Rabbi Levi Duchman, who is based in Dubai, said the move will pave the way for “millions” of Jewish tourists to visit the emirate.
“Being the only Rabbi living in the UAE, I am so proud of the UAE that they are opening their doors to the Jewish communities around the world," he said.
It will not only encourage Israelis to come but Jews of many other nationalities also.
“If there are Jewish tourists from Paris, from New York, from London, from South Africa, from Australia and they want to come, we will ensure they will have kosher,” said the rabbi. "That’s amazing."
The word kosher means a food suitable for consumption, and simply put, it is prepared in accordance to Jewish dietary law.
For example, the Torah permits Jews to eat land animals which "chew their cud and have cloven hooves". That includes animals like cows, sheep and goats, but excludes pigs.
There are three main elements of kosher food, said Rabbi Duchman.
Content is the first. Certain meats are kosher, while all vegetables are. People who eat kosher do not mix meat and milk products, meaning they cannot eat food like cheeseburgers. All kosher kitchens have separate areas to prepare the food to ensure there is no cross contamination, which is the second element of kosher food.
"So for example, if someone just used a frying pan to make a cheeseburger, you cannot use that frying pan to make a kosher steak," he said.
"You would have to sterilise the frying pan or use a new one."
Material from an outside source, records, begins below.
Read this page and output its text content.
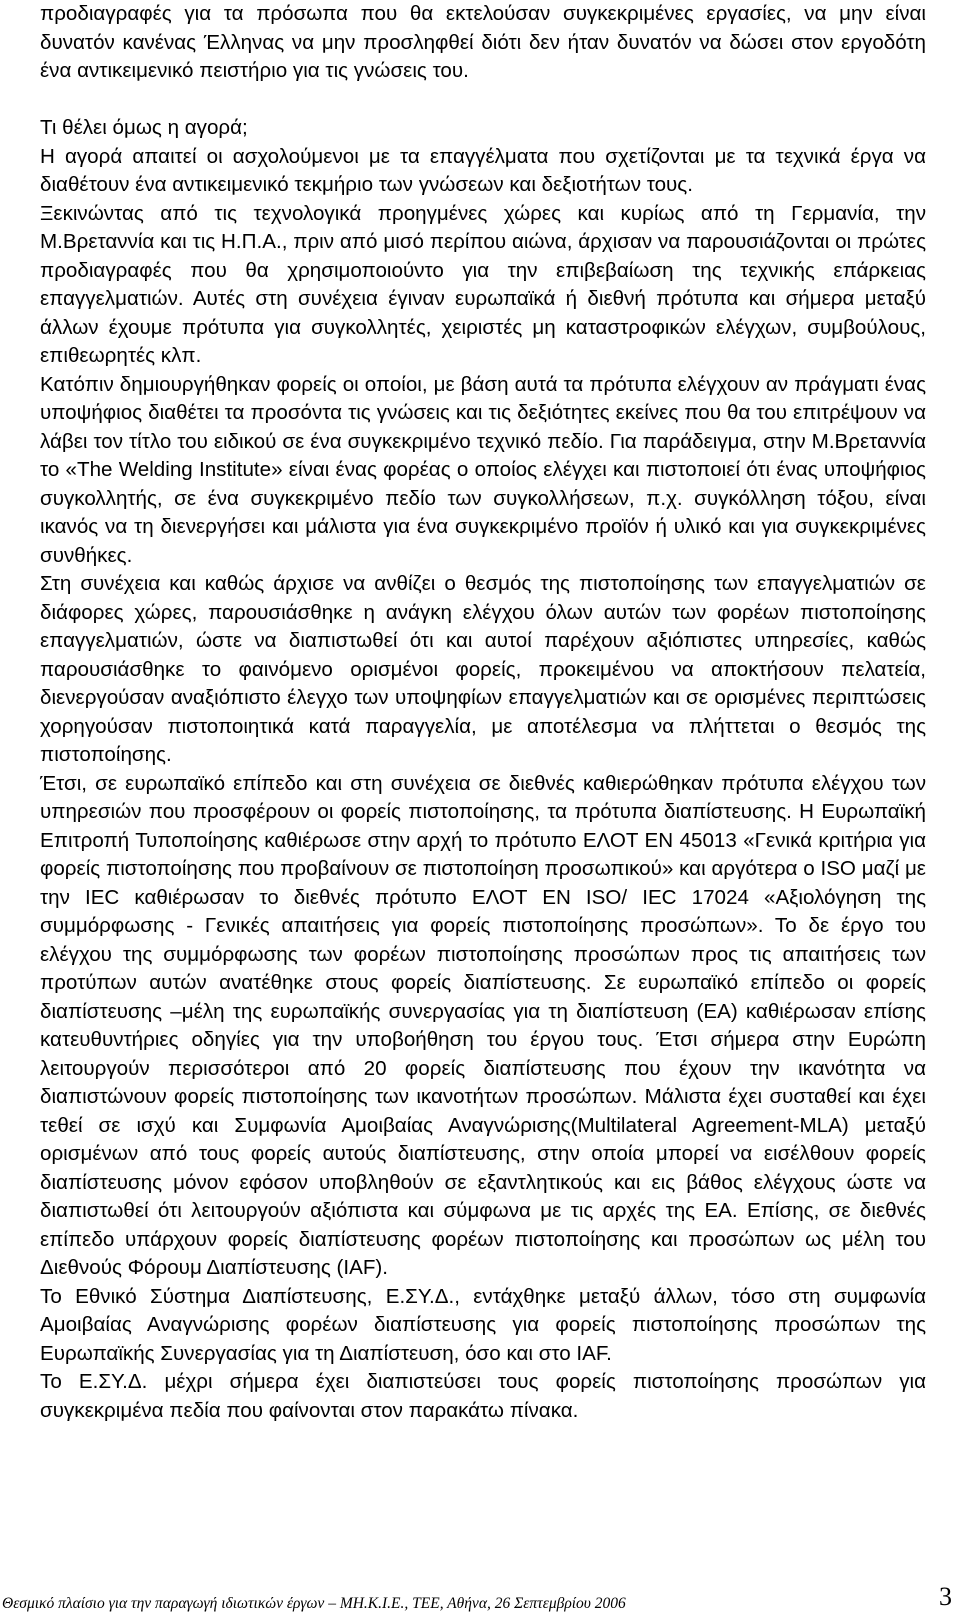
προδιαγραφές για τα πρόσωπα που θα εκτελούσαν συγκεκριμένες εργασίες, να μην είναι δυνατόν κανένας Έλληνας να μην προσληφθεί διότι δεν ήταν δυνατόν να δώσει στον εργοδότη ένα αντικειμενικό πειστήριο για τις γνώσεις του.

Τι θέλει όμως η αγορά;

Η αγορά απαιτεί οι ασχολούμενοι με τα επαγγέλματα που σχετίζονται με τα τεχνικά έργα να διαθέτουν ένα αντικειμενικό τεκμήριο των γνώσεων και δεξιοτήτων τους.

Ξεκινώντας από τις τεχνολογικά προηγμένες χώρες και κυρίως από τη Γερμανία, την Μ.Βρεταννία και τις Η.Π.Α., πριν από μισό περίπου αιώνα, άρχισαν να παρουσιάζονται οι πρώτες προδιαγραφές που θα χρησιμοποιούντο για την επιβεβαίωση της τεχνικής επάρκειας επαγγελματιών. Αυτές στη συνέχεια έγιναν ευρωπαϊκά ή διεθνή πρότυπα και σήμερα μεταξύ άλλων έχουμε πρότυπα για συγκολλητές, χειριστές μη καταστροφικών ελέγχων, συμβούλους, επιθεωρητές κλπ.

Κατόπιν δημιουργήθηκαν φορείς οι οποίοι, με βάση αυτά τα πρότυπα ελέγχουν αν πράγματι ένας υποψήφιος διαθέτει τα προσόντα τις γνώσεις και τις δεξιότητες εκείνες που θα του επιτρέψουν να λάβει τον τίτλο του ειδικού σε ένα συγκεκριμένο τεχνικό πεδίο. Για παράδειγμα, στην Μ.Βρεταννία το «The Welding Institute» είναι ένας φορέας ο οποίος ελέγχει και πιστοποιεί ότι ένας υποψήφιος συγκολλητής, σε ένα συγκεκριμένο πεδίο των συγκολλήσεων, π.χ. συγκόλληση τόξου, είναι ικανός να τη διενεργήσει και μάλιστα για ένα συγκεκριμένο προϊόν ή υλικό και για συγκεκριμένες συνθήκες.

Στη συνέχεια και καθώς άρχισε να ανθίζει ο θεσμός της πιστοποίησης των επαγγελματιών σε διάφορες χώρες, παρουσιάσθηκε η ανάγκη ελέγχου όλων αυτών των φορέων πιστοποίησης επαγγελματιών, ώστε να διαπιστωθεί ότι και αυτοί παρέχουν αξιόπιστες υπηρεσίες, καθώς παρουσιάσθηκε το φαινόμενο ορισμένοι φορείς, προκειμένου να αποκτήσουν πελατεία, διενεργούσαν αναξιόπιστο έλεγχο των υποψηφίων επαγγελματιών και σε ορισμένες περιπτώσεις χορηγούσαν πιστοποιητικά κατά παραγγελία, με αποτέλεσμα να πλήττεται ο θεσμός της πιστοποίησης.

Έτσι, σε ευρωπαϊκό επίπεδο και στη συνέχεια σε διεθνές καθιερώθηκαν πρότυπα ελέγχου των υπηρεσιών που προσφέρουν οι φορείς πιστοποίησης, τα πρότυπα διαπίστευσης. Η Ευρωπαϊκή Επιτροπή Τυποποίησης καθιέρωσε στην αρχή το πρότυπο ΕΛΟΤ ΕΝ 45013 «Γενικά κριτήρια για φορείς πιστοποίησης που προβαίνουν σε πιστοποίηση προσωπικού» και αργότερα ο ISO μαζί με την IEC καθιέρωσαν το διεθνές πρότυπο ΕΛΟΤ ΕΝ ISO/ IEC 17024 «Αξιολόγηση της συμμόρφωσης - Γενικές απαιτήσεις για φορείς πιστοποίησης προσώπων». Το δε έργο του ελέγχου της συμμόρφωσης των φορέων πιστοποίησης προσώπων προς τις απαιτήσεις των προτύπων αυτών ανατέθηκε στους φορείς διαπίστευσης. Σε ευρωπαϊκό επίπεδο οι φορείς διαπίστευσης –μέλη της ευρωπαϊκής συνεργασίας για τη διαπίστευση (ΕΑ) καθιέρωσαν επίσης κατευθυντήριες οδηγίες για την υποβοήθηση του έργου τους. Έτσι σήμερα στην Ευρώπη λειτουργούν περισσότεροι από 20 φορείς διαπίστευσης που έχουν την ικανότητα να διαπιστώνουν φορείς πιστοποίησης των ικανοτήτων προσώπων. Μάλιστα έχει συσταθεί και έχει τεθεί σε ισχύ και Συμφωνία Αμοιβαίας Αναγνώρισης(Multilateral Agreement-MLA) μεταξύ ορισμένων από τους φορείς αυτούς διαπίστευσης, στην οποία μπορεί να εισέλθουν φορείς διαπίστευσης μόνον εφόσον υποβληθούν σε εξαντλητικούς και εις βάθος ελέγχους ώστε να διαπιστωθεί ότι λειτουργούν αξιόπιστα και σύμφωνα με τις αρχές της ΕΑ. Επίσης, σε διεθνές επίπεδο υπάρχουν φορείς διαπίστευσης φορέων πιστοποίησης και προσώπων ως μέλη του Διεθνούς Φόρουμ Διαπίστευσης (IAF).

Το Εθνικό Σύστημα Διαπίστευσης, Ε.ΣΥ.Δ., εντάχθηκε μεταξύ άλλων, τόσο στη συμφωνία Αμοιβαίας Αναγνώρισης φορέων διαπίστευσης για φορείς πιστοποίησης προσώπων της Ευρωπαϊκής Συνεργασίας για τη Διαπίστευση, όσο και στο IAF.

Το Ε.ΣΥ.Δ. μέχρι σήμερα έχει διαπιστεύσει τους φορείς πιστοποίησης προσώπων για συγκεκριμένα πεδία που φαίνονται στον παρακάτω πίνακα.

Θεσμικό πλαίσιο για την παραγωγή ιδιωτικών έργων – ΜΗ.Κ.Ι.Ε., ΤΕΕ, Αθήνα, 26 Σεπτεμβρίου 2006	3
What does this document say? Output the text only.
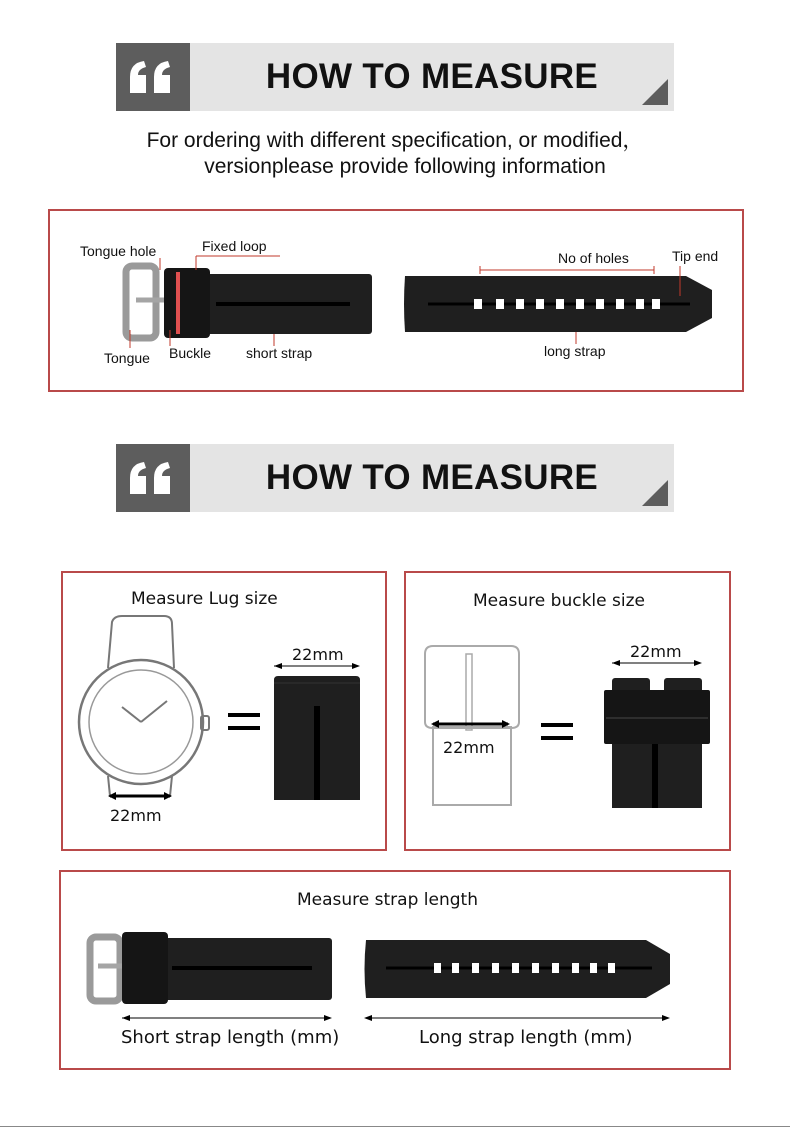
HOW TO MEASURE
For ordering with different specification, or modified，
versionplease provide following information
Tongue hole	Fixed loop
Tongue Buckle short strap
No of holes	Tip end
long strap
HOW TO MEASURE
Measure Lug size
22mm
22mm
Measure buckle size
22mm
22mm
Measure strap length
Short strap length (mm)	Long strap length (mm)
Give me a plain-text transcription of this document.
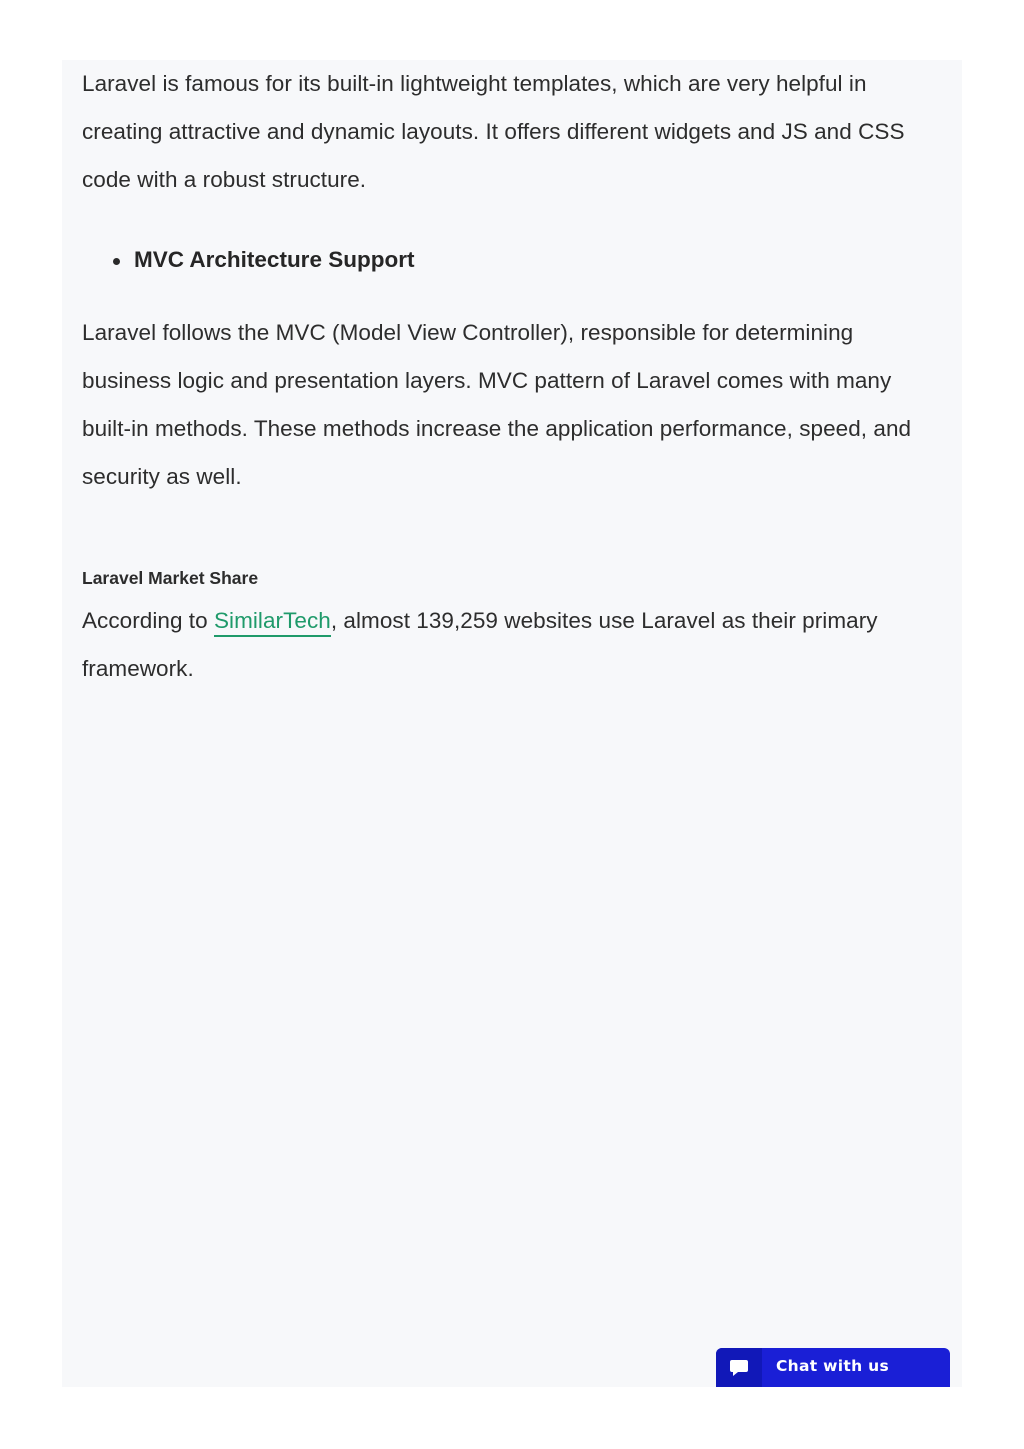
Laravel is famous for its built-in lightweight templates, which are very helpful in creating attractive and dynamic layouts. It offers different widgets and JS and CSS code with a robust structure.

MVC Architecture Support

Laravel follows the MVC (Model View Controller), responsible for determining business logic and presentation layers. MVC pattern of Laravel comes with many built-in methods. These methods increase the application performance, speed, and security as well.

Laravel Market Share

According to SimilarTech, almost 139,259 websites use Laravel as their primary framework.

Chat with us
The third element is supervision. Some restaurants require full-time supervision, while some need less. "Usually we would have a separate kitchen and we would have our kosher team coming in to make sure the content is kosher, avoid cross contamination and supervise."
He already has a team of eight kosher supervisors working in the UAE, visiting hotels to get the process started.
"We don’t have a kosher catering company. We are here to enable the hotels and everything to become kosher and to have access to everything."
Certification of kosher food in the UAE will be carried out by the Orthodox Union, the world’s largest kosher certification agency, in partnership with the local groups.
Community leader Ross Kriel, who is president of the Jewish Council of the Emirates and runs Elli's Kosher Kitchen in Dubai with his wife, Elli, said the mandate by the tourism board was "a wonderful expression of welcome" by Abu Dhabi.
"This will benefit Jewish visitors as well as local residents who follow a kosher diet," he said.
"As a long-time kosher resident of the UAE, this moment is reflective of the many, many ways in which our lives in the UAE are being transformed in the days since the Abraham Accord."
Ms Kriel said their company was already working with Orthodox Union to produce "high quality, ready produced kosher meals" to hotels and tour groups.
One is Dubai's Habtoor Group, which is introducing kosher catering at its many hotels including Hilton Dubai, V Hotel and Habtoor Palace Dubai.
Not all Jews keep kosher, including David Zabinsky, who is Jewish and lives in Dubai.
But the gesture is appreciated by everyone in the community, he said.
"This type of policy naturally will also encourage diversity, and multiculturalism to have millions of people access this part of the world that has previously been inaccessible, or quite difficult to access, is fantastic," he said.